According to Channel 13, it was smaller investment houses that invested in Tshuva after 2012, with the big companies buying from them.

Guy Rolnick, founder and editor in chief of the business daily The Marker told the program that one of the reasons for the goodwill shown to Tshuva was that he offered so many jobs — to regulators, politicians, senior police, analysts and journalists — that it was in people’s interests to keep on his right side.

‘Negligent’ financial sector forgives loans for rich, chases poor

In April last year, a Knesset commission of inquiry, headed by then Labor MK Eitan Cabel, slammed what it called the “negligent” financial sector for “systematically” extending or writing off loans for the rich, while pursuing small debtors to the “last cent.”

It was the public that was funding “free lunches for tycoons,” while the banks sent repossessors after ordinary debtors.

MK Eitan Cabel (Zionist Union) at the Knesset, June 2017. (Yonatan Sindel/Flash90)

The committee described the systematic way in which Israel’s banks cozy up to business tycoons by giving them outsized loans, writing off hundreds of millions of shekels’ worth of their debts, and then balancing their own books by charging their regular customers more for everyday financial services.

Over the years, the inquiry indicated, the banks’ untenable practices, and the failure to effectively regulate them, have cost the public billions of shekels.

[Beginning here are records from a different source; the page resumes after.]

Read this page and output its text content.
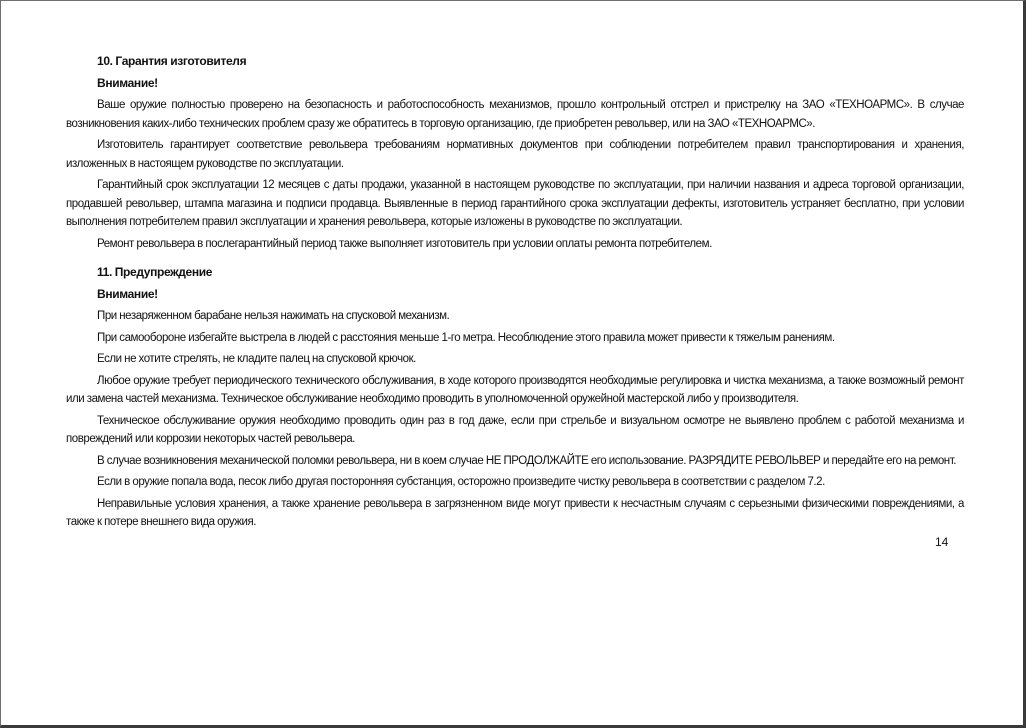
10. Гарантия изготовителя
Внимание!

Ваше оружие полностью проверено на безопасность и работоспособность механизмов, прошло контрольный отстрел и пристрелку на ЗАО «ТЕХНОАРМС». В случае возникновения каких-либо технических проблем сразу же обратитесь в торговую организацию, где приобретен револьвер, или на ЗАО «ТЕХНОАРМС».

Изготовитель гарантирует соответствие револьвера требованиям нормативных документов при соблюдении потребителем правил транспортирования и хранения, изложенных в настоящем руководстве по эксплуатации.

Гарантийный срок эксплуатации 12 месяцев с даты продажи, указанной в настоящем руководстве по эксплуатации, при наличии названия и адреса торговой организации, продавшей револьвер, штампа магазина и подписи продавца. Выявленные в период гарантийного срока эксплуатации дефекты, изготовитель устраняет бесплатно, при условии выполнения потребителем правил эксплуатации и хранения револьвера, которые изложены в руководстве по эксплуатации.

Ремонт револьвера в послегарантийный период также выполняет изготовитель при условии оплаты ремонта потребителем.

11. Предупреждение
Внимание!

При незаряженном барабане нельзя нажимать на спусковой механизм.

При самообороне избегайте выстрела в людей с расстояния меньше 1-го метра. Несоблюдение этого правила может привести к тяжелым ранениям.

Если не хотите стрелять, не кладите палец на спусковой крючок.

Любое оружие требует периодического технического обслуживания, в ходе которого производятся необходимые регулировка и чистка механизма, а также возможный ремонт или замена частей механизма. Техническое обслуживание необходимо проводить в уполномоченной оружейной мастерской либо у производителя.

Техническое обслуживание оружия необходимо проводить один раз в год даже, если при стрельбе и визуальном осмотре не выявлено проблем с работой механизма и повреждений или коррозии некоторых частей револьвера.

В случае возникновения механической поломки револьвера, ни в коем случае НЕ ПРОДОЛЖАЙТЕ его использование. РАЗРЯДИТЕ РЕВОЛЬВЕР и передайте его на ремонт.

Если в оружие попала вода, песок либо другая посторонняя субстанция, осторожно произведите чистку револьвера в соответствии с разделом 7.2.

Неправильные условия хранения, а также хранение револьвера в загрязненном виде могут привести к несчастным случаям с серьезными физическими повреждениями, а также к потере внешнего вида оружия.

14
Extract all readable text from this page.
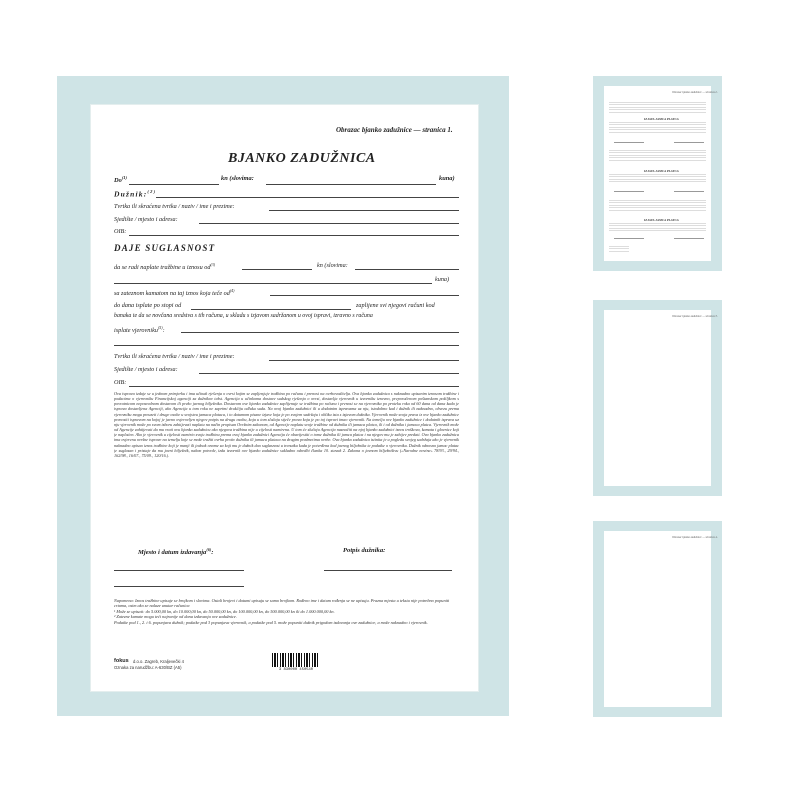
Obrazac bjanko zadužnice — stranica 1.
BJANKO ZADUŽNICA
Do$^{(1)}$	kn (slovima:	kuna)
Dužnik:$^{(2)}$
Tvrtka ili skraćena tvrtka / naziv / ime i prezime:
Sjedište / mjesto i adresa:
OIB:
DAJE SUGLASNOST
da se radi naplate tražbine u iznosu $od^{(3)}$	kn (slovima:
kuna)
sa zateznom kamatom na taj iznos koja teče $od^{(4)}$
do dana isplate po stopi od	zaplijene svi njegovi računi kod
banaka te da se novčana sredstva s tih računa, u skladu s izjavom sadržanom u ovoj ispravi, izravno s računa
isplate vjerovniku$^{(5)}$:
Tvrtka ili skraćena tvrtka / naziv / ime i prezime:
Sjedište / mjesto i adresa:
OIB:
Ova isprava izdaje se u jednom primjerku i ima učinak rješenja o ovrsi kojim se zapljenjuje tražbina po računu i prenosi na ovrhovoditelja. Ova bjanko zadužnica s naknadno upisanim iznosom tražbine i podacima o vjerovniku Financijskoj agenciji za dužnikov tekst. Agencija u učinkoma dostave sudskog rješenja o ovrsi, dostavlja vjerovnik u izvorniku izravno, preporučenom poštanskom pošiljkom s povratnicom neposrednom dostavom ili preko javnog bilježnika. Dostavom ove bjanko zadužnice zaplijenuje se tražbina po računu i prenosi se na vjerovnika po proteku roka od 60 dana od dana kada je isprava dostavljena Agenciji, ako Agencija u tom roku ne zaprimi drukčiju odluku suda. Na ovoj bjanko zadužnici ili u dodatnim ispravama uz nju, istodobno kad i dužnik ili naknadno, obvezu prema vjerovniku mogu preuzeti i druge osobe u svojstvu jamaca plataca, i to datumom pisane izjave koja je po svojem sadržaju i obliku ista s izjavom dužnika. Vjerovnik može svoja prava iz ove bjanko zadužnice prenositi ispravom na kojoj je javno ovjerovljen njegov potpis na drugu osobu, koja u tom slučaju stječe prava koja je po toj ispravi imao vjerovnik. Na temelju ove bjanko zadužnice i dodatnih isprava uz nju vjerovnik može po svom izboru zahtijevati naplatu na način propisan Ovršnim zakonom, od Agencije naplatu svoje tražbine od dužnika ili jamaca platca, ili i od dužnika i jamaca platca. Vjerovnik može od Agencije zahtijevati da mu vrati ovu bjanko zadužnicu ako njegova tražbina nije u cijelosti namirena. U tom će slučaju Agencija naznačiti na njoj bjanko zadužnici iznos troškova, kamata i glavnice koji je naplaćen. Ako je vjerovnik u cijelosti namirio svoju tražbinu prema ovoj bjanko zadužnici Agencija će obavijestiti o tome dužnika ili jamca platca i na njegov mu je zahtjev predati. Ova bjanko zadužnica ima ovjerenu ovršne isprave na temelju koje se može tražiti ovrha protiv dužnika ili jamaca plataca na drugim predmetima ovrhe. Ova bjanko zadužnica istinita je u pogledu svojeg sadržaja ako je vjerovnik naknadno upisao iznos tražbine koji je manji ili jednak onome za koji mu je dužnik dao suglasnost u trenutku kada je potvrđena kod javnog bilježnika te podatke o vjerovniku. Dužnik odnosno jamac platac je suglasan i pristaje da mu javni bilježnik, nakon potvrde, izda izvornik ove bjanko zadužnice sukladno odredbi članka 10. stavak 2. Zakona o javnom bilježništvu («Narodne novine» 78/93., 29/94., 162/98., 16/07., 75/09., 120/16.).
Mjesto i datum izdavanja$^{(6)}$:	Potpis dužnika:
Napomena: Iznos tražbine upisuje se brojkom i slovima. Ostali brojevi i datumi upisuju se samo brojkom. Rođeno ime i datum rođenja se ne upisuju. Prazna mjesta u tekstu nije potrebno popuniti crtama, osim ako se nalaze unutar računica
¹ Može se upisati: do 5.000,00 kn, do 10.000,00 kn, do 50.000,00 kn, do 100.000,00 kn, do 500.000,00 kn ili do 1.000.000,00 kn.
² Zatezne kamate mogu teći najranije od dana izdavanja ove zadužnice.
Podatke pod 1., 2. i 6. popunjava dužnik; podatke pod 3 popunjava vjerovnik, a podatke pod 5. može popuniti dužnik prigodom izdavanja ove zadužnice, a može naknadno i vjerovnik.
fokus d.o.o. Zagreb, Kraljevečki 4
Oznaka za narudžbu: A-630/BZ (A5)	3 830000 450540
Obrazac bjanko zadužnice — stranica 2.
IZJAVA JAMCA PLATCA
IZJAVA JAMCA PLATCA
IZJAVA JAMCA PLATCA
Obrazac bjanko zadužnice — stranica 3.
Obrazac bjanko zadužnice — stranica 4.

It also castigated the banks for doing everything in their power to hide information from the committee.

The committee found a “regulatory vacuum” with no sanctions and no deterrents for “severe negligence” in the granting of credit. Regulators, especially those supervising the banks, were being “held hostage” by the very bodies that they were supposed to supervise.

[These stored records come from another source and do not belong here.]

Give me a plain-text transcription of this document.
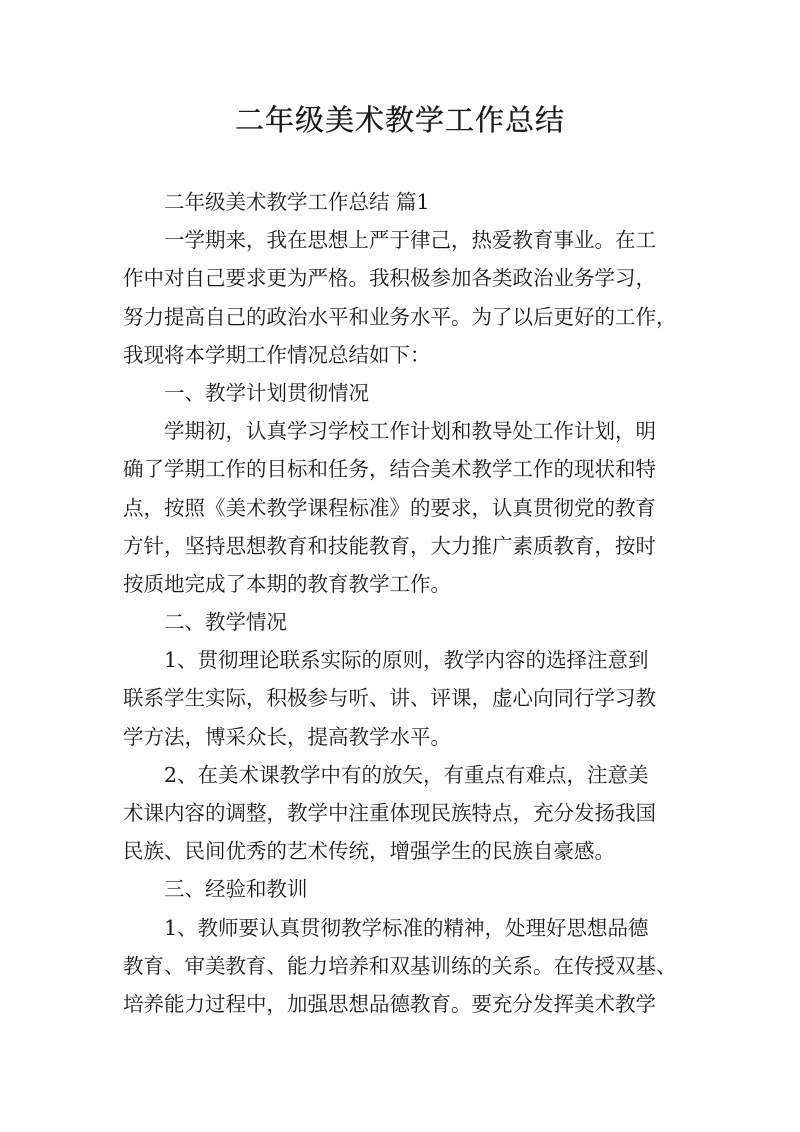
二年级美术教学工作总结
二年级美术教学工作总结 篇1
一学期来，我在思想上严于律己，热爱教育事业。在工
作中对自己要求更为严格。我积极参加各类政治业务学习，
努力提高自己的政治水平和业务水平。为了以后更好的工作，
我现将本学期工作情况总结如下：
一、教学计划贯彻情况
学期初，认真学习学校工作计划和教导处工作计划，明
确了学期工作的目标和任务，结合美术教学工作的现状和特
点，按照《美术教学课程标准》的要求，认真贯彻党的教育
方针，坚持思想教育和技能教育，大力推广素质教育，按时
按质地完成了本期的教育教学工作。
二、教学情况
1、贯彻理论联系实际的原则，教学内容的选择注意到
联系学生实际，积极参与听、讲、评课，虚心向同行学习教
学方法，博采众长，提高教学水平。
2、在美术课教学中有的放矢，有重点有难点，注意美
术课内容的调整，教学中注重体现民族特点，充分发扬我国
民族、民间优秀的艺术传统，增强学生的民族自豪感。
三、经验和教训
1、教师要认真贯彻教学标准的精神，处理好思想品德
教育、审美教育、能力培养和双基训练的关系。在传授双基、
培养能力过程中，加强思想品德教育。要充分发挥美术教学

The parliamentary committee was set up in July 2017 in the wake of several high-profile cases involving business moguls sinking into massive debt, and then having significant proportions of those colossal debts written off.

Among other things, it probed how banks and other financial sector bodies such as pension and investment funds made decisions to grant large loans, what guarantees were demanded, what sanctions were implemented if loan conditions were broken, and how regulatory bodies enforced the rules to protect the stability of the financial system.